Some might call it island fever, others might call it boredom, most days I just call it the blahs. I'm not depressed or sad, which is the conclusion most people seem to jump too - I'm just "eh".
One moment I think I want (or need) to get out of the house to do something. But the more I tried to figure out what that something is, the less I want to actually get out and do it. I make plans to go to the beach with the kids or go to the zoo or something and when it comes down to it end up making excuses or just ignoring those plans. I'm just "eh".
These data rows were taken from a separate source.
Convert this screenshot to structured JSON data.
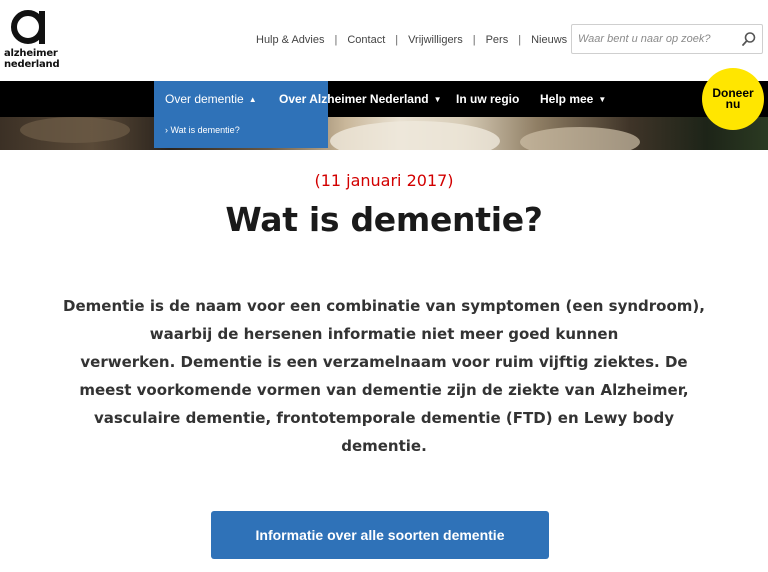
{
  "logo": {
    "line1": "alzheimer",
    "line2": "nederland"
  },
  "top_nav": {
    "items": [
      "Hulp & Advies",
      "Contact",
      "Vrijwilligers",
      "Pers",
      "Nieuws"
    ],
    "separator": "|"
  },
  "search": {
    "placeholder": "Waar bent u naar op zoek?"
  },
  "main_nav": {
    "items": [
      {
        "label": "Over dementie",
        "caret": "▲",
        "active": true
      },
      {
        "label": "Over Alzheimer Nederland",
        "caret": "▼"
      },
      {
        "label": "In uw regio",
        "caret": ""
      },
      {
        "label": "Help mee",
        "caret": "▼"
      }
    ]
  },
  "submenu": {
    "item": "› Wat is dementie?"
  },
  "donate": {
    "line1": "Doneer",
    "line2": "nu"
  },
  "content": {
    "date": "(11 januari 2017)",
    "title": "Wat is dementie?",
    "paragraph_lines": [
      "Dementie is de naam voor een combinatie van symptomen (een syndroom),",
      "waarbij de hersenen informatie niet meer goed kunnen",
      "verwerken. Dementie is een verzamelnaam voor ruim vijftig ziektes. De",
      "meest voorkomende vormen van dementie zijn de ziekte van Alzheimer,",
      "vasculaire dementie, frontotemporale dementie (FTD) en Lewy body",
      "dementie."
    ],
    "cta_label": "Informatie over alle soorten dementie"
  },
  "colors": {
    "nav_bg": "#000000",
    "active_blue": "#2f72b8",
    "donate_yellow": "#ffe600",
    "date_red": "#d20000"
  }
}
I think part of the problem is how I'm handling the deployment. I almost feel like I'm coping TOO well if that's possible. I expected to be sad and unfit for humanity for at least the first couple weeks but after the first day I've been pretty okay. Yeah I miss him, yeah I worry for him and yeah I'd love for him to be home right now but he's not and it's just how it is. I keep thinking I should be feeling more or maybe that I'm repressing the feelings or something. I don't know - maybe I am just handling it well. I felt worse when he left for basic training and then I knew he was safe. What's with that?
Also when he left for basic, I wrote him letters every day. I found cards to send him and was constantly trying to find little things to make the mail more exciting like ordering him Star Wars stamps or stamps from Zazzle.com with the kids' pictures on them. It took me three weeks to sit down and write him a single letter this time (of course it was like 6 pages long but still!). Granted this time I generally get to talk to him more often than we got to talk in basic but it still seems like I'm just not ... right. I don't even know how to explain it exactly because I keep coming back to just being "eh".
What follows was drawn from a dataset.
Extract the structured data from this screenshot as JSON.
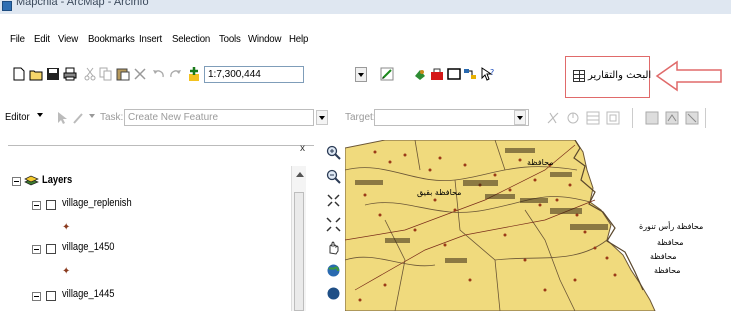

I think I really need to get out of the house and off base - do something different. Obviously my choices are limited given that I live on an island but considering we don't generally go anywhere beside the commissary or PX lately, anything would be a change of pace. For now though, I'm gonna go read my book! The "ehs", island fever, restlessness will pass sooner or later (though I'm hoping for sooner).
2 comments:
U need to get out an do something. Have fun. By the way I have interent now.
Your Husband
Robby
Man I wish you were up here in Washington, we could get out and do stuff together. Can you imagine the craziness of us getting together though with my infant & toddler & your infant, toddler, & preschooler? Haha!